TEMPO.CO, Jakarta - Mantan Direktur Utama PT Pelindo II RJ Lino mengklaim bahwa pembelian tiga unit Quay Container Crane yang dia lakukan menguntungkan negara. Menurut dia, penunjukkan langsung perusahaan penyedia justru lebih murah dibandingkan lelang.
"Bagian keuntungan mereka enggak hitung, crane yang saya beli penunjukkan langsung itu harganya lebih murah US$ 500 ribu daripada lelang 2012," kata dia di depan Gedung KPK, Jakarta, Senin, 29 Maret 2021.
Lino mengatakan penunjukkan langsung yang dilakukannya juga tidak melanggar peraturan pemerintah tentang pengadaan barang dan jasa milik negara. Dia mengatakan ada Surat Keputusan Menteri BUMN yang menyebut bahwa pengadaan alat pelabuhan dapat dilakukan dengan penunjukkan langsung. "Kalau lelang lebih dari dua kali bisa tunjuk langsung, saya sudah 9 kali lelang," kata dia.
Sebelumnya, KPK resmi menahan RJ Lino pada Jumat, 26 Maret 2021. Penahanan dilakukan setelah Lino menyandang status tersangka sejak 2015.
Baca: Ditahan KPK di Kasus Pelindo II, RJ Lino: Saya Senang Setelah 5 Tahun Menunggu
KPK menyangka Lino merugikan negara dalam pembelian QCC dari PT HDHM asal Cina.

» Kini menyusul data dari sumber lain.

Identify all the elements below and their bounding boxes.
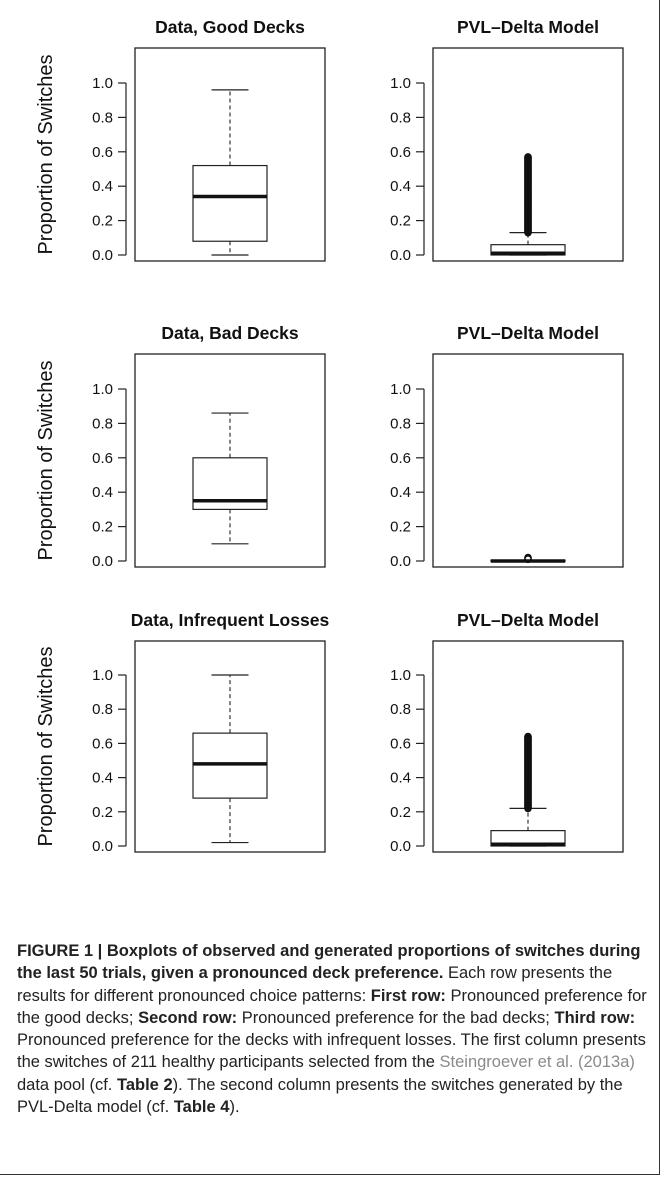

Penghitungan kerugian negara tidak dilakukan oleh Badan Pemeriksa Keuangan karena KPK gagal mendapatkan dokumen tentang harga crane dari perusahaan Cina tersebut.
KPK menggunakan ahli ITB untuk melakukan perhitungan. Menurut ahli ITB bahwa harga pokok produksi tiga crane tersebut hanya US$ 2,9 juta untuk QCC Palembang, US$ 3,3 juta untuk QCC Panjang, dan US$ 3,3 juta untuk Pontianak. Sementara harga kontrak seluruhnya yang dilakukan Pelindo II adalah US$ 15,5 juta atau rata-rata US$ 5 juta.
BPK hanya menghitung kerugian negara dari biaya pemeliharaan crane tersebut. Kerugian negara dari pemeliharaan crane di kasus RJ Lino ini adalah US$ 22,8 ribu.